Ton rêve ne sera pas mort avec toi, tes écrits seront là pour édifiés, comme Tavio Amorin. Tu es parti sans dire au revoir à tes frères, tes amis, mais nous t’avons adopté, comme tel, car c’est cela la tolérance, le respect des autres et la liberté absolue de la conscience. Tu as semé sur ton chemin la compétence en s’engageant politiquement non pas seulement dans ton pays d’origine le Togo, mais sur le continent africain.

Mon frère ATSUTSE dans quelle direction es-tu allé ?

Celle de la fraternité, de l’union, de la paix, de la colombe et du développement de notre pays, de notre Afrique ? Ambitieux, tu voulais seulement éduquer ton peuple à travers tes écrits, tes prises de paroles, ta présence dans les émissions. Construire c’est proposer, tu as construit en écrivant, en proposant, en critiquant en éveillant les consciences nationales et internationales.

C’est ce jour, pourtant, qui peu à peu va se remplir de tes souvenirs ( rieur, espiègle, moqueur, sérieux, grave, rêveur, absorbé, pensif, attentif, précis, de souvenirs qui surgiront sans prévenir, au détour d’une page, d’une musique, d’un image, en traversant une page de tes écrits, en t’écoutant et qui deviendra dès lors chaque fois un tout petit peu plus supportable, sans toutefois jamais parvenir à regagner sa parfaite intégrité, sa plénitude, toujours marqué par ce vide, cette absence, cette cicatrice de la perte d’un ami.

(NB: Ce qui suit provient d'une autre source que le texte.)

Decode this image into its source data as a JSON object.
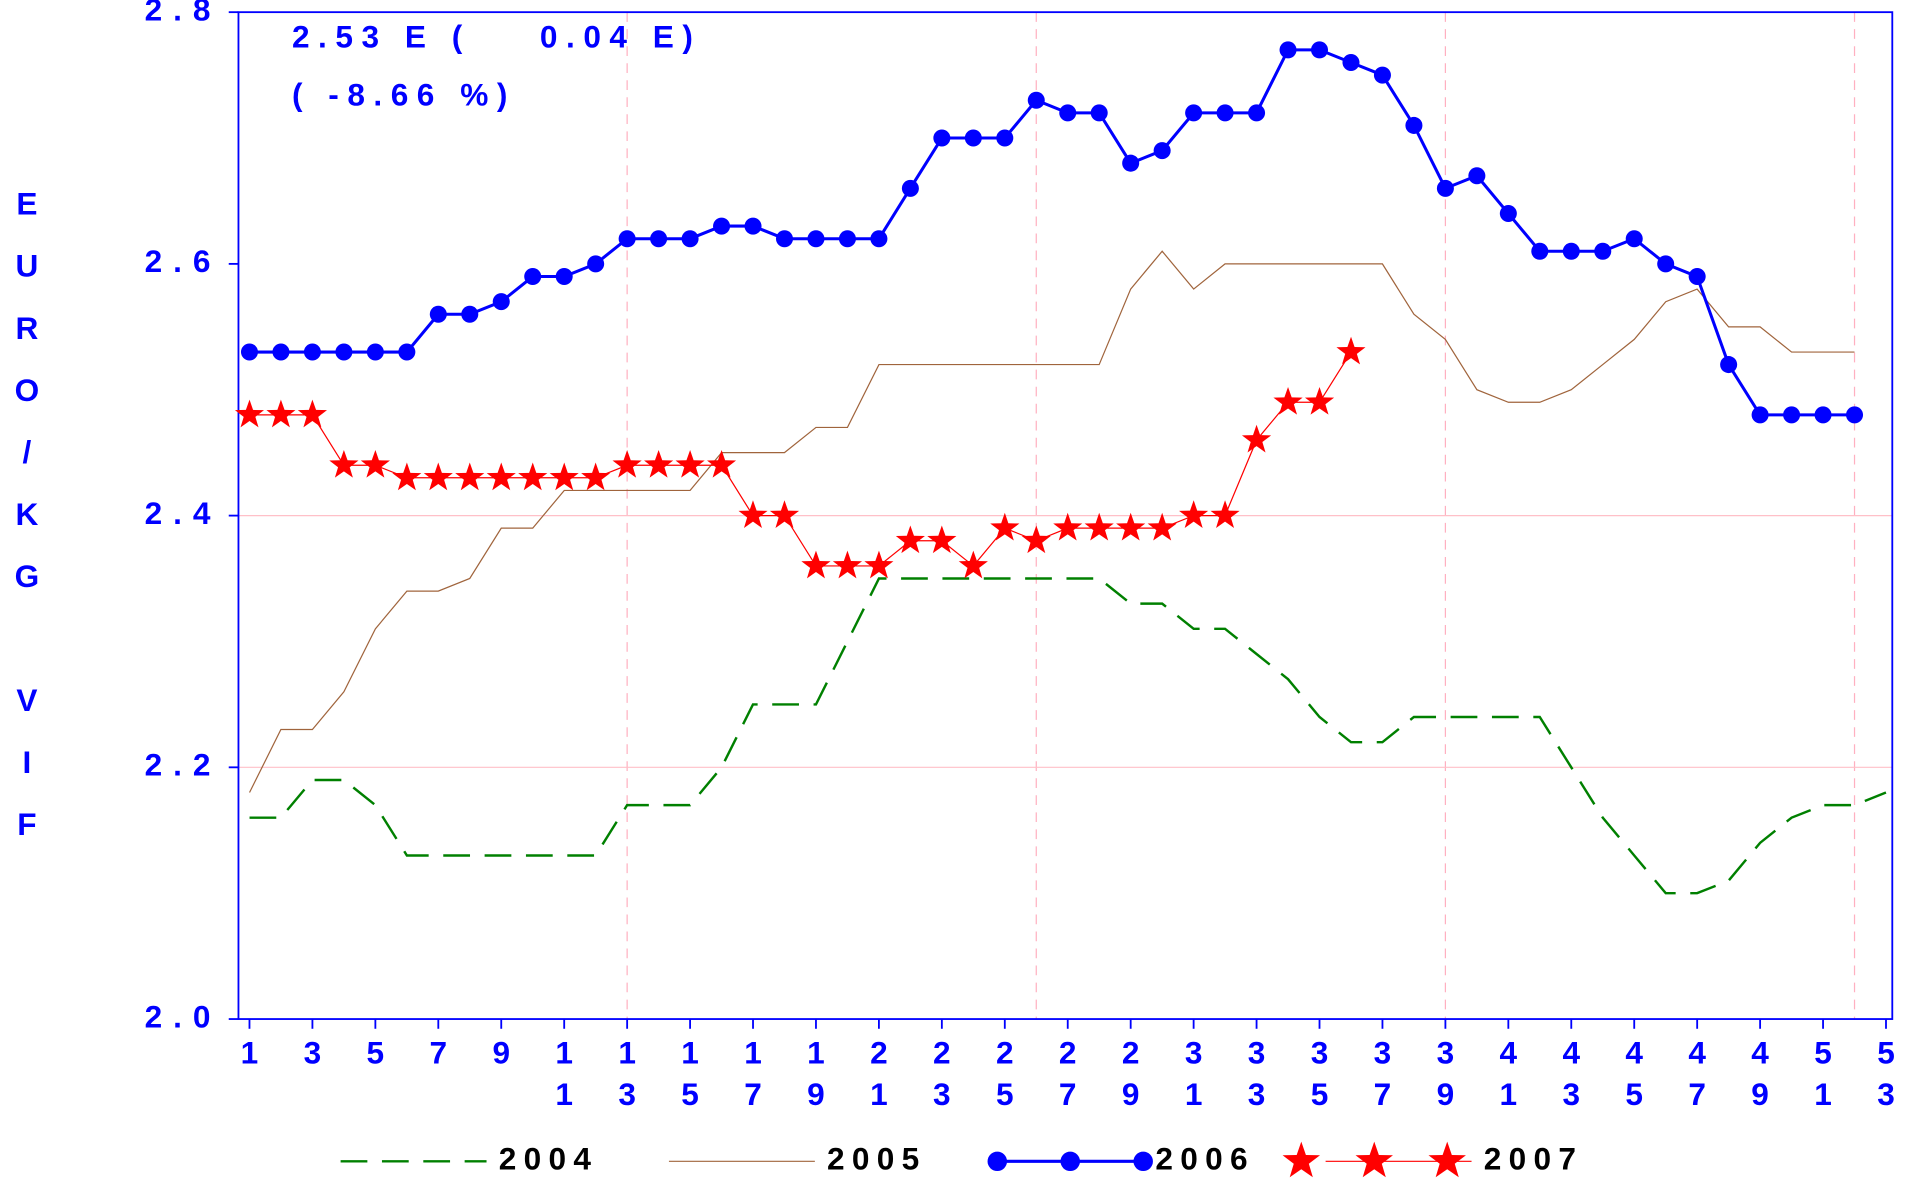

J’ai connu Atsutsè Kokouvi Agbobli en France à Paris où il m’a dédicacé LE DESTIN TRAGIQUE de Sylvanus Olympio qui était paru depuis quelques années. Il pensait jeter les bases d’un édifice nouveau qui donnerait accès aux textes fondateurs de l’histoire du Togo, de la quête d’Ablode. Rendre hommage aux anciens, aux héros de l’indépendance et poser la fondation d’une vraie réconciliation nationale entre les fils du pays. Il voulait selon son expression parcourir le Togo et l’Afrique et se sentir togolais partout, ainsi qu’africain partout.
Son édifice grandissait, prenait de la hauteur. ces pierres immatérielles, qui étaient devenues sa « fierté », son journal, ces publications, je veux parler de ces écrits auxquels il consacrait un temps infini, et qu’il alimentait chaque jour en textes nouveaux. Ainsi l’édifice, inauguré avec les lourdes pierres immatérielles et avec des volumes de paroles, avait en quelques années atteint les hauteurs, et pourrait grandir encore. «Je suis vraiment désolé pour toi que tu sois parti laissant inachevé une œuvre unique, dont il n’est pas exagéré de dire qu’elle a transformé le paysage politique Togolais et Africain, ou plutôt transformé la vision que nous pouvions nous faire de la politique, de ses textes fondateurs et de sa philosophie.
Par ton travail, tu as indiqué des voies : la première, que tu as parcourue en éclaireur, en véritable guide, est celle du retour indispensable à la dignité Africaine à mesure des années. il n’était plus suffisant pour toi de dire simplement ce qu’il « voulait dire » mais en le symbolisant par ton prénom « Atsutsè ».
En nous quittant brutalement tu as semé la tristesse dans la chaleur de notre être. Cette tristesse se place en rideau en ce moment contre le soleil de tes amis, de ta famille et les envahie à cor et à cri.
Il appartient aujourd’hui aux habitants de ton village, de ta famille politique, à tes amis, admirateurs, sympathisants et aux africains qui partagent ta conviction politique, ta dignité africaine de pleurer et de dire une oraison funèbre pour saluer ta mémoire et prier pour la paix de son âme.